Fig. 3.15.7, This woman has had her second brow lift using an anterior hairline approach, and developed severe forehead pain and frontal headaches. Neurosensory testing demonstrated complete absence of static two-point discrimination on the right (red bars absent) and almost complete loss of sensibility on the left (blue bars), in the skin territories of the supraorbital and zygomaticotemporal nerves. The indicated treatment for this woman is to resect the damaged supraorbital and zygomaticotemporal nerves.

Fig. 3.15.8, This woman had bilateral upper lip and paranasal pain bilaterally after a rhinoplasty. Neurosensory testing of the cheek and upper lip bilaterally demonstrated preserved static two-point discrimination, although it required greater than normal pressure to be perceived and the static two-point discrimination threshold was abnormal.

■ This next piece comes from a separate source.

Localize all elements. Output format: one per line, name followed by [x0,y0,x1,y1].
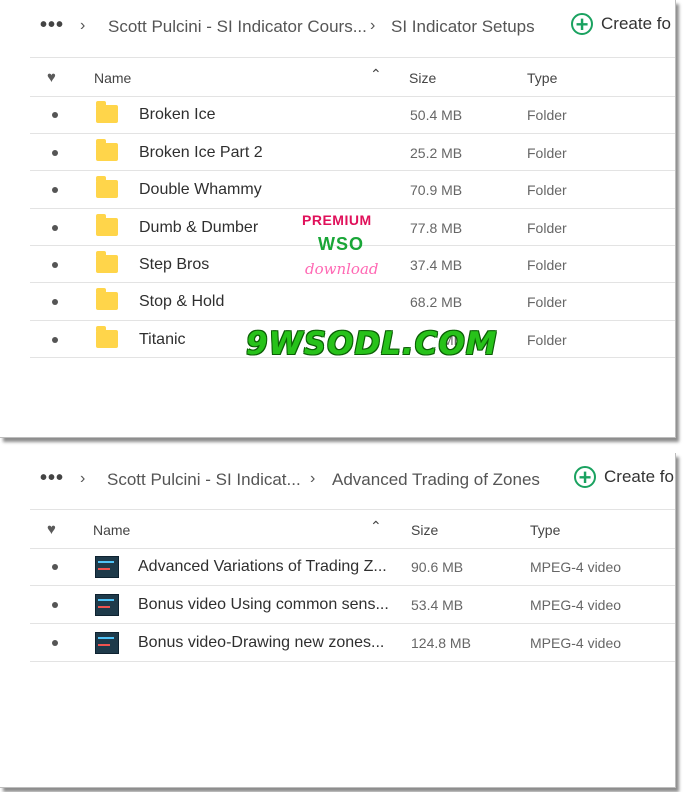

This is consistent with mild chronic compression, equal bilaterally, and observation with percutaneous massage of steroid into the nasal bone osteotomy sites was advised.

Fig. 3.15.9, This woman is 5 months following a dog bite to the lower right lip, with partial crush to the right upper jaw as well. Her neurosensory testing demonstrates a nerve regeneration pattern on the right for each of the three skin territories tested. She was advised that her pain should continue to improve with time, which it did.